Sénégal : référendum du 20 mars, ni séisme politique ni jubilation
Charles Sanches
Le séisme politique tant attendu avec ce référendum sur quinze points de réforme constitutionnelle ne sera finalement pas arrivé. Les Sénégalais, une fois de plus, ont déjoué tous les pronostics, préférant renvoyer dos à dos opposition et pouvoir. Le « oui » gagne d’une courte tête, certes. Mais pour une consultation référendaire engagée comme un plébiscite, ce résultat est un revers pour le président et ses alliés. La retenue de la majorité après les annonces des premières tendances prouve qu’elle a conscience qu’il s’agit d’une victoire en demi-teinte.
Du côté de l’opposition, les dégâts sont circonscrits même si le probable grand challenger du candidat Macky Sall en 2019, l’actuel maire de Dakar Khalifa Sall y laisse quelques plumes. Les prochaines semaines vont permettre de savoir s’il traversera une zone de turbulences à l’intérieur de son parti, le Parti socialiste.
Victoire de l’équilibre
Au final, c’est le peuple sénégalais qui gagne. D’abord, les résultats confirment une volonté de stabilité institutionnelle de sa part tout en avertissant le président qu’il l’a à l’œil. Il est attendu au tournant.
Le président saura-t-il décrypter les messages que lui ont envoyés les électeurs ? Tous les électeurs, les abstentionnistes compris. Le pilotage partisan du référendum, principal grief d’une partie de la société civile et les excès guerriers du chef de parti qu’il est aussi, expliquent en partie le désenchantement des populations.
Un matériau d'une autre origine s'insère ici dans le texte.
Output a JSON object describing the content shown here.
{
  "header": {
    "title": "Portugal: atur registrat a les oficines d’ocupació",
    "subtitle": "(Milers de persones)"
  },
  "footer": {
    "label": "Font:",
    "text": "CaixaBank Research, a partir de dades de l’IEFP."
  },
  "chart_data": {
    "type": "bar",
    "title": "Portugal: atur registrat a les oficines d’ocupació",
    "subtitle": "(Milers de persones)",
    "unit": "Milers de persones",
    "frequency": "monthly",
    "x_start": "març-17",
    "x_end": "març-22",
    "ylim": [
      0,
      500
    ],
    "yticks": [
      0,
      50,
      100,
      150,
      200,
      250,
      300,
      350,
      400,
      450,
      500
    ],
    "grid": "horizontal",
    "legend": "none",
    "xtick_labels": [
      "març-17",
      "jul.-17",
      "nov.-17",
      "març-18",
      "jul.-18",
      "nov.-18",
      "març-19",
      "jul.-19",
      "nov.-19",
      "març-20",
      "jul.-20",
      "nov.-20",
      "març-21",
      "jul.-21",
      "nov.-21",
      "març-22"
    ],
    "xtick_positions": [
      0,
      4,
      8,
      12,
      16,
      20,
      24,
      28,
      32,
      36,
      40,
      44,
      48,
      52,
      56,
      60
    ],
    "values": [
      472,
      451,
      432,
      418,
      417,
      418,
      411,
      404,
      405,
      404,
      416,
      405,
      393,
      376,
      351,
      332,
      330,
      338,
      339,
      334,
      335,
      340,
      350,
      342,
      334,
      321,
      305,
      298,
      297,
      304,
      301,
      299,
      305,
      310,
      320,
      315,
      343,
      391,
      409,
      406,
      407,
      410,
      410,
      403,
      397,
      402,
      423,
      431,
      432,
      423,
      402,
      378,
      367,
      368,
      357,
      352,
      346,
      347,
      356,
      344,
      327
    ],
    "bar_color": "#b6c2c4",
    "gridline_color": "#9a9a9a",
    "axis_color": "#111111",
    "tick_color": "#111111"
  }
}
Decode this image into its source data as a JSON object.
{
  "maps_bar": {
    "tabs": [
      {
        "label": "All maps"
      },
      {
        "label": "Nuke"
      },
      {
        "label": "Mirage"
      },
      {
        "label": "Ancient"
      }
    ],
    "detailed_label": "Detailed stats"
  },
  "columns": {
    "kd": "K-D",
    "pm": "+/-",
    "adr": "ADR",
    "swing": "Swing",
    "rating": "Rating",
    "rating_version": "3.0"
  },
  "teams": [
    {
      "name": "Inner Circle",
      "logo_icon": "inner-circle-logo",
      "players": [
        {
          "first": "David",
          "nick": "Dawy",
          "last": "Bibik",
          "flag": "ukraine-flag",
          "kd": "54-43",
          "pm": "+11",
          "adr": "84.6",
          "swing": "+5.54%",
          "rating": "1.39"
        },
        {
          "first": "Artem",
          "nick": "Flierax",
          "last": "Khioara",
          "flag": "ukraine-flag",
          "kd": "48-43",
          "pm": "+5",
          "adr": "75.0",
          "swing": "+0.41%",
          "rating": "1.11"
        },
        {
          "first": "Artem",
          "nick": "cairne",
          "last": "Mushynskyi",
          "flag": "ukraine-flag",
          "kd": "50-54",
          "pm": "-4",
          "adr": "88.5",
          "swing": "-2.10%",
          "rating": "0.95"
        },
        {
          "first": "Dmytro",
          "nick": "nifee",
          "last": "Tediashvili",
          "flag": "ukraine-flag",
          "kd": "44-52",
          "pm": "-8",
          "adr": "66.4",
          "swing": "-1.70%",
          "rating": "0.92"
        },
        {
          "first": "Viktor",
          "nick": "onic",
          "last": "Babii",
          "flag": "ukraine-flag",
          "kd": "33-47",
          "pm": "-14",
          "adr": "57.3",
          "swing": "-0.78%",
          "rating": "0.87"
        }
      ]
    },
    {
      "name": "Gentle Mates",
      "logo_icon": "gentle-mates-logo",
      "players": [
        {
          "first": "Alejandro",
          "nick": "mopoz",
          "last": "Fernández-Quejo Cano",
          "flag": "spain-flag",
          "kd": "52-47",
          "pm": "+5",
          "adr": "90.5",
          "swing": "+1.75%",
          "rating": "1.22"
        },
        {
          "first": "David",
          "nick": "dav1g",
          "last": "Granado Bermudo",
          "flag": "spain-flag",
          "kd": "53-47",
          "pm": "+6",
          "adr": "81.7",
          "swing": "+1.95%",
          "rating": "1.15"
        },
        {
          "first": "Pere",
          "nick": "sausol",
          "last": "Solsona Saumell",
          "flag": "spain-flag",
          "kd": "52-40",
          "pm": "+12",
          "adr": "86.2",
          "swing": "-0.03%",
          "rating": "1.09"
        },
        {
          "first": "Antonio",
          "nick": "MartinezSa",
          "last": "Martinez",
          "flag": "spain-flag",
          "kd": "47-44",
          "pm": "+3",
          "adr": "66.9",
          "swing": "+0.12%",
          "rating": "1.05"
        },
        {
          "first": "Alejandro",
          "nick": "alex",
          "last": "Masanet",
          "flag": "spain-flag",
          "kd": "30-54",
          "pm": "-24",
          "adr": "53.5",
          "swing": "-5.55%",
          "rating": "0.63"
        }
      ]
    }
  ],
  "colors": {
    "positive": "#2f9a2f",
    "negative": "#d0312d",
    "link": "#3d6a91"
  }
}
Le mensonge et les amalgames de l’opposition et d’une partie de la société civile savamment entretenus et distillés, le parti pris de certains médias privés qui ont voté « oui », la rupture d’équilibre du média principal d’Etat, la télévision nationale, qui s’est engagée dans une propagande éhontée en faveur du « oui » ainsi que les accusations récurrentes d’achat de conscience auront affecté la sincérité du scrutin dans un pays dont on a une certaine habitude à vanter l’exemplarité démocratique.
La pratique du compromis
Les conseillers du Président Sall se frotteront les mains sans grand entrain. La réforme constitutionnelle passe mais elle est sans saveur, sans punch. Elle laissera un espace politique plus que jamais fragmenté. Au Président Sall d’en tirer toutes les conséquences idoines dont la première est d’engager un dialogue avec l’opposition. C’est plus dans son intérêt et dans celui du peuple sénégalais que de l’opposition. Francine Noël, prolixe romancière canadienne écrivait dans Myriam première : «La politique c’est la pratique du compromis».
Charles Sanches est spécialiste des droits de l’homme et du genre. Blogueur connu, il est le fondateur de Génération Blog, une organisation indépendante qui promeut les valeurs de partage et d’éthique à l’ère du numérique.